No passado mês de Junho celebrou-se o mês da saúde digestiva. O Serviço Nacional de Saúde, em colaboração com a Sociedade Portuguesa de Gastroenterologia, partilhou uma campanha informativa que mostra que a saúde digestiva é influenciada pela qualidade do sono.
Sabiam?
Vou explicar:
Vamos por partes. Certamente já me ouviram dizer que o nosso cérebro e o nosso intestino estão em constante comunicação, certo? Esta comunicação, o eixo intestino-cérebro, faz-se em ambos os sentidos, ou seja, o intestino influencia o funcionamento do sistema nervoso central, e o cérebro influencia o funcionamento intestinal. Não só os nervos mas também as nossas hormonas e o nosso sistema imunitário são responsáveis por estas influências, articulando a componente cognitiva e emocional do ser humano ao funcionamento (e composição da microbiota) intestinal.
Não será de estranhar então que o nosso momento de repouso nocturno, em que o organismo faz um reset às suas funções, incluindo as cerebrais e metabólicas, influencie aquilo que irá ser o nosso dia seguinte. Mas como?

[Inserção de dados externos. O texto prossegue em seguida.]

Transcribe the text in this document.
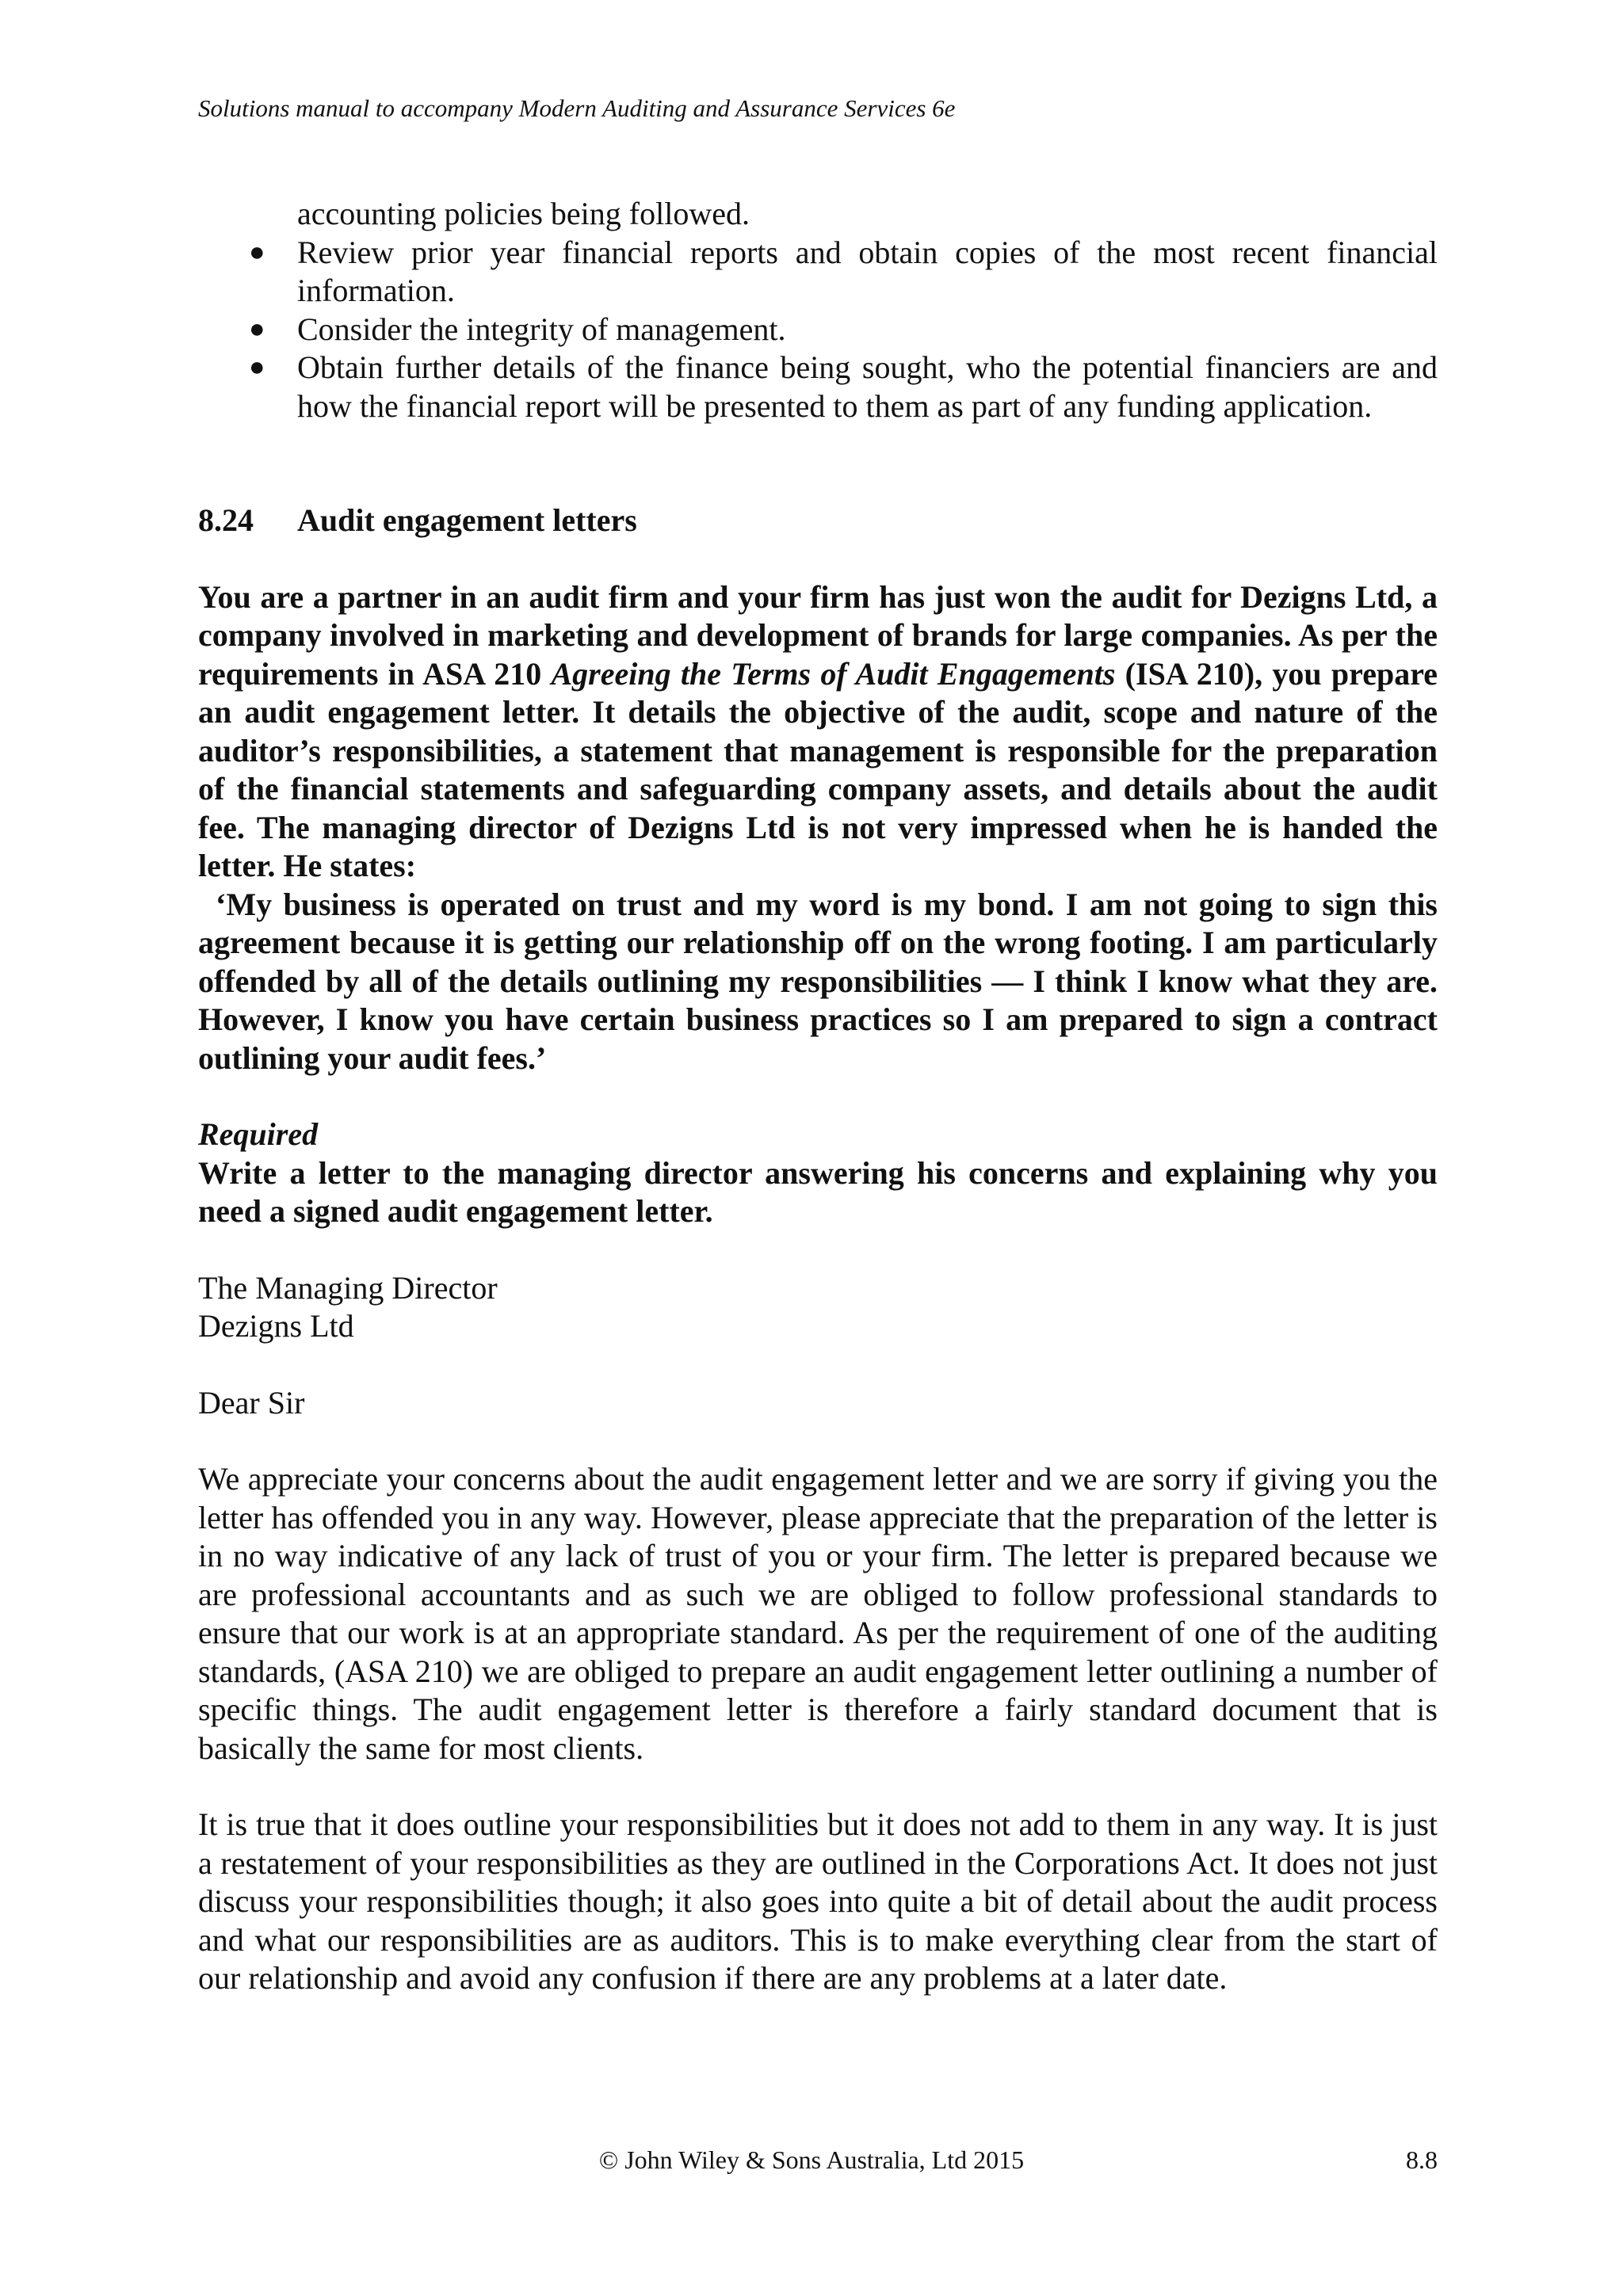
Solutions manual to accompany Modern Auditing and Assurance Services 6e
accounting policies being followed.
● Review prior year financial reports and obtain copies of the most recent financial information.
● Consider the integrity of management.
● Obtain further details of the finance being sought, who the potential financiers are and how the financial report will be presented to them as part of any funding application.
8.24 Audit engagement letters

You are a partner in an audit firm and your firm has just won the audit for Dezigns Ltd, a company involved in marketing and development of brands for large companies. As per the requirements in ASA 210 Agreeing the Terms of Audit Engagements (ISA 210), you prepare an audit engagement letter. It details the objective of the audit, scope and nature of the auditor’s responsibilities, a statement that management is responsible for the preparation of the financial statements and safeguarding company assets, and details about the audit fee. The managing director of Dezigns Ltd is not very impressed when he is handed the letter. He states:

‘My business is operated on trust and my word is my bond. I am not going to sign this agreement because it is getting our relationship off on the wrong footing. I am particularly offended by all of the details outlining my responsibilities — I think I know what they are. However, I know you have certain business practices so I am prepared to sign a contract outlining your audit fees.’

Required

Write a letter to the managing director answering his concerns and explaining why you need a signed audit engagement letter.

The Managing Director
Dezigns Ltd
Dear Sir

We appreciate your concerns about the audit engagement letter and we are sorry if giving you the letter has offended you in any way. However, please appreciate that the preparation of the letter is in no way indicative of any lack of trust of you or your firm. The letter is prepared because we are professional accountants and as such we are obliged to follow professional standards to ensure that our work is at an appropriate standard. As per the requirement of one of the auditing standards, (ASA 210) we are obliged to prepare an audit engagement letter outlining a number of specific things. The audit engagement letter is therefore a fairly standard document that is basically the same for most clients.

It is true that it does outline your responsibilities but it does not add to them in any way. It is just a restatement of your responsibilities as they are outlined in the Corporations Act. It does not just discuss your responsibilities though; it also goes into quite a bit of detail about the audit process and what our responsibilities are as auditors. This is to make everything clear from the start of our relationship and avoid any confusion if there are any problems at a later date.

© John Wiley & Sons Australia, Ltd 2015	8.8
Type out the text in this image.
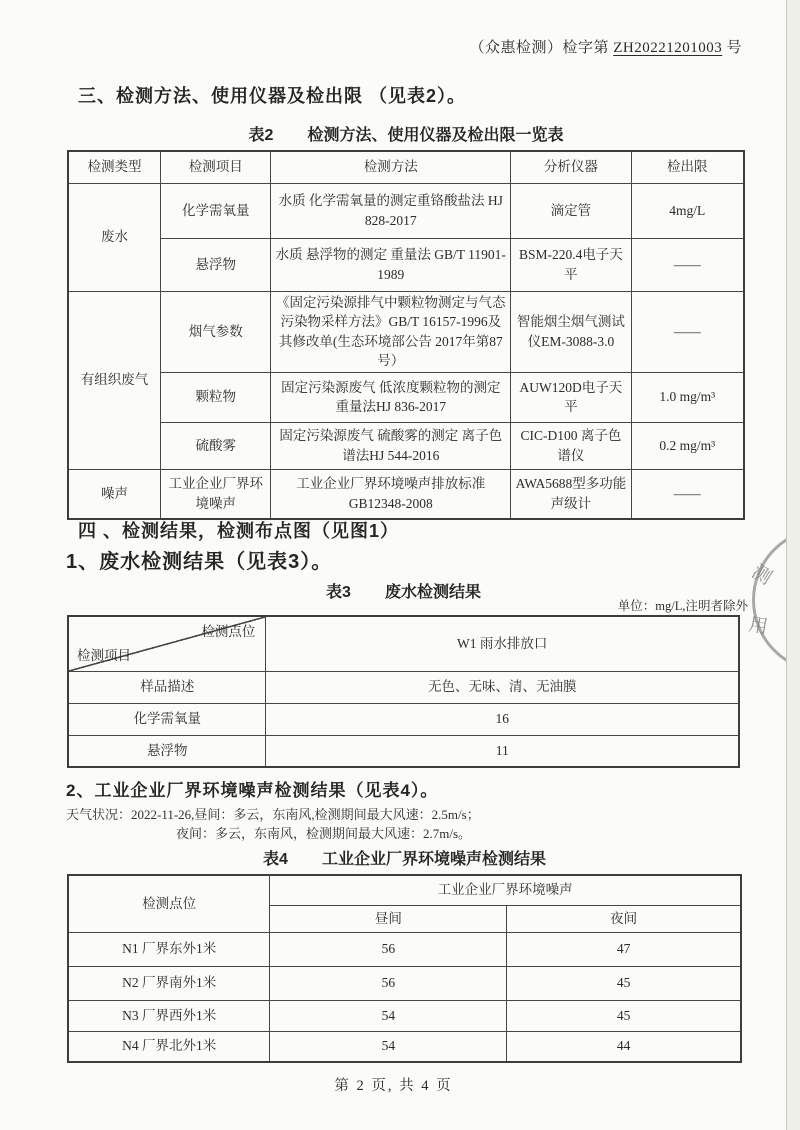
（众惠检测）检字第 ZH20221201003 号
三、检测方法、使用仪器及检出限 （见表2）。
表2 检测方法、使用仪器及检出限一览表
检测类型	检测项目	检测方法	分析仪器	检出限
废水	化学需氧量	水质 化学需氧量的测定重铬酸盐法 HJ 828-2017	滴定管	4mg/L
	悬浮物	水质 悬浮物的测定 重量法 GB/T 11901-1989	BSM-220.4电子天平	——
有组织废气	烟气参数	《固定污染源排气中颗粒物测定与气态污染物采样方法》GB/T 16157-1996及其修改单(生态环境部公告 2017年第87号）	智能烟尘烟气测试仪EM-3088-3.0	——
	颗粒物	固定污染源废气 低浓度颗粒物的测定 重量法HJ 836-2017	AUW120D电子天平	1.0 mg/m³
	硫酸雾	固定污染源废气 硫酸雾的测定 离子色谱法HJ 544-2016	CIC-D100 离子色谱仪	0.2 mg/m³
噪声	工业企业厂界环境噪声	工业企业厂界环境噪声排放标准 GB12348-2008	AWA5688型多功能声级计	——
四 、检测结果，检测布点图（见图1）
1、废水检测结果（见表3）。
表3 废水检测结果
单位：mg/L,注明者除外
检测点位
检测项目	W1 雨水排放口
样品描述	无色、无味、清、无油膜
化学需氧量	16
悬浮物	11
2、工业企业厂界环境噪声检测结果（见表4）。
天气状况：2022-11-26,昼间：多云，东南风,检测期间最大风速：2.5m/s；
夜间：多云，东南风，检测期间最大风速：2.7m/s。
表4 工业企业厂界环境噪声检测结果
检测点位	工业企业厂界环境噪声	
	昼间	夜间
N1 厂界东外1米	56	47
N2 厂界南外1米	56	45
N3 厂界西外1米	54	45
N4 厂界北外1米	54	44
第 2 页, 共 4 页
测
用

Na sociedade moderna, devido aos efeitos negativos dos padrões de trabalho e do tempo em frente aos ecrãs, tem aumentado a prevalência das perturbações de sono e das alterações do ritmo circadiano. Não é fácil identificar e explicar os factores que controlam o nosso sono, mas vários estudos recentes têm associado estes distúrbios de sono a efeitos nocivos para a saúde. Para além do papel desempenhado pelo próprio sistema nervoso central, parece que sinais dos tecidos periféricos, nomeadamente provenientes do intestino (e da sua microbiota), através do eixo intestino-cérebro, influenciam a qualidade do sono. A composição da dieta, a alteração da microbiota e o padrão de refeições influenciam os genes relacionados com os ciclos intestinais e, por sua vez, com os genes do ritmo circadiano. A toma de probióticos (Bifidobacteria e Lactobacillae) parece melhorar a qualidade do sono, especialmente a indução do sono, e aliviar sinais subclínicos de ansiedade e depressão. Além disso, parece que os distúrbios de sono influenciam as bactérias intestinais, resultando numa barreira imunitária intestinal disfuncional e no desenvolvimento de doenças intestinais. É absolutamente necessário ter em consideração que estas associações de que falo, encontradas nestes estudos, são influenciadas pela complexidade dos estilos de vida e do meio ambiente e a idade, o que faz com que a relação causa-efeito entre todos aspectos mencionados seja difícil de provar.
Um complexo estudo genético publicado em 2023 conseguiu encontrar relações causais entre várias espécies bacterianas e traços característicos do sono (sonolência diurna, insónia, duração do sono, etc.) bem como compreender que as próprias espécies se relacionam entre si e potenciam o efeito umas das outras. Parece então que o mecanismo subjacente a este efeito se prende com a produção de substâncias como o butirato e o acetato (ácidos gordos pequenos), que influenciam a expressão dos genes responsáveis pelo relógio biológico. Para além disto, a produção de butirato traz efeitos anti-inflamatórios, capazes de minimizar a inflamação associada à doença intestinal e hepática.
O sono é o momento reparador do nosso dia. Uma perturbação desse momento traz consequências negativas para a integridade da barreira intestinal, aumentando a sua permeabilidade, e, por isso, a alteração da composição da microbiota e a produção de substâncias benéficas para o organismo, pelas mesmas.
A promoção de um estilo de vida saudável, que inclua uma alimentação completa, variada e equilibrada, com boas rotinas de refeições, privilegiando as matutinas e vespertinas e limitando as noturnas, é fundamental para a manutenção de uma boa saúde intestinal e para a qualidade do sono.